The meaning of this quote is that often when things seem wrong, confusing or unjust that there is more to a system than meets the eye, levels of truth, meaning and complexity not visible to the casual observer. In the specific case, Horatio who was part of the unfolding plot was unable to see the rationale for the ghosts’ behavior, which was part of the larger plot.

18)What happened during the Civil War and the Protectorate in England? How did it affect literature?

19) What is the Restoration? Who is the famous writer from this time?
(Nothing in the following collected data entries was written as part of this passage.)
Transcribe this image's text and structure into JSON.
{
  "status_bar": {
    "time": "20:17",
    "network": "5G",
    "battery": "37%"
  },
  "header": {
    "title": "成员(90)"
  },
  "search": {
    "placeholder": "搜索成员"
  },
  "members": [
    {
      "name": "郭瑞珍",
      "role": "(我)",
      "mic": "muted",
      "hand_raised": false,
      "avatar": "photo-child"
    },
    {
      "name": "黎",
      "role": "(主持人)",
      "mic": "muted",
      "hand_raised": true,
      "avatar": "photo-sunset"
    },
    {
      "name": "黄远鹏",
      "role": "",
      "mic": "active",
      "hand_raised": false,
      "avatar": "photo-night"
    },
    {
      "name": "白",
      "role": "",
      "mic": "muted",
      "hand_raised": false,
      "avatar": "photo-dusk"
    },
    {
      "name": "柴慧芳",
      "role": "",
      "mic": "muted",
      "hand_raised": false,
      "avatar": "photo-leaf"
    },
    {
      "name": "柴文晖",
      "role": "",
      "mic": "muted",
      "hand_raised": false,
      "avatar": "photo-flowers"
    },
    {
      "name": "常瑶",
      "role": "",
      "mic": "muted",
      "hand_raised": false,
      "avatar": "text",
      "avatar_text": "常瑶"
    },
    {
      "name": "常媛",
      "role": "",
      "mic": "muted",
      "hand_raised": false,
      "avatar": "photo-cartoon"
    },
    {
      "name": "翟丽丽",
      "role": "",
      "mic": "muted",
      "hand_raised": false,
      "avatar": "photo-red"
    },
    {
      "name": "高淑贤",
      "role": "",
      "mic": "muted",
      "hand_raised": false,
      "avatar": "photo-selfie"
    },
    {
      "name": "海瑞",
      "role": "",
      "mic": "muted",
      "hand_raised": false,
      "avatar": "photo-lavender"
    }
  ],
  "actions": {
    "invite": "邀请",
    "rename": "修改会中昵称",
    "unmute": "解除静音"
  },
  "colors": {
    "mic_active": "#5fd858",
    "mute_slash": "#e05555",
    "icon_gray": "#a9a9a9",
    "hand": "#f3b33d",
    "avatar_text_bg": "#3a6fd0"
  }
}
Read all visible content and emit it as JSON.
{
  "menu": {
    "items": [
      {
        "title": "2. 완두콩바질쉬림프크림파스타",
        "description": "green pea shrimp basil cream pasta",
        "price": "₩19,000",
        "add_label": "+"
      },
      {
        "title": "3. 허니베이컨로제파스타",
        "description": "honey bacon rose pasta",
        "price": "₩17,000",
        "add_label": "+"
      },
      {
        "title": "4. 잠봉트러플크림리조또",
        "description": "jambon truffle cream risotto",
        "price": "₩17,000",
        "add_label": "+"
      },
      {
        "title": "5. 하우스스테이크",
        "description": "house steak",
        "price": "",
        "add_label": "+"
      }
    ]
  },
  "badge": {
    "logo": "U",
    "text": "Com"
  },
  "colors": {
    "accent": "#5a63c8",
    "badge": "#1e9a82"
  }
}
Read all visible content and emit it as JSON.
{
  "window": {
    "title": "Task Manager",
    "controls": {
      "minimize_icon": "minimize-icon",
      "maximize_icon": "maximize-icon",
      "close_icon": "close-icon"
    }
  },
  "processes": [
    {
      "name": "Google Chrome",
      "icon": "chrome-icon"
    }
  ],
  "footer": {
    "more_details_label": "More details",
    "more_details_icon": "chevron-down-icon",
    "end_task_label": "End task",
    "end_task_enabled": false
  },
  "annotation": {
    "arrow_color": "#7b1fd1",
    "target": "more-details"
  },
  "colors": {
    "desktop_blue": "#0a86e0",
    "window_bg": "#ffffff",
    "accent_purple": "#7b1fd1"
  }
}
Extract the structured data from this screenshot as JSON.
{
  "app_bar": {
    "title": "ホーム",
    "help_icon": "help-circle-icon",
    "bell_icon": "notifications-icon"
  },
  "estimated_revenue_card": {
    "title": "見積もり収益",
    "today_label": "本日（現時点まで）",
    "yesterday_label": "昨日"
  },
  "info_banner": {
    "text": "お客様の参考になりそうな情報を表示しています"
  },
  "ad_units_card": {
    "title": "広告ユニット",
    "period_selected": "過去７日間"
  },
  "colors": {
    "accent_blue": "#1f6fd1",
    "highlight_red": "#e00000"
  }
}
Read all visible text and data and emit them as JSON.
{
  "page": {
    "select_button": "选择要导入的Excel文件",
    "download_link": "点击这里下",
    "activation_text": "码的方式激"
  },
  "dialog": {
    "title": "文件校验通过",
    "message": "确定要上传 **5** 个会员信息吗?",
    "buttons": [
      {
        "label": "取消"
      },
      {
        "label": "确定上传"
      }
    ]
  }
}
The Restoration of the English monarchy began in 1660 when the English, Scottish and Irish monarchies were all restored under Charles II after the Interregnum that followed the Wars of the Three Kingdoms. The term Restoration may apply both to the actual event by which the monarchy was restored, and to the period immediately following the event. A famous writer of the Restoration times is John Milton (9 December 1608 – 8 November 1674), who was an English poet, polemicist, a scholarly man of letters, and a civil servant for the Commonwealth (republic) of England under Oliver Cromwell. He wrote at a time of religious flux and political upheaval, and is best known for his epic poem Paradise Lost.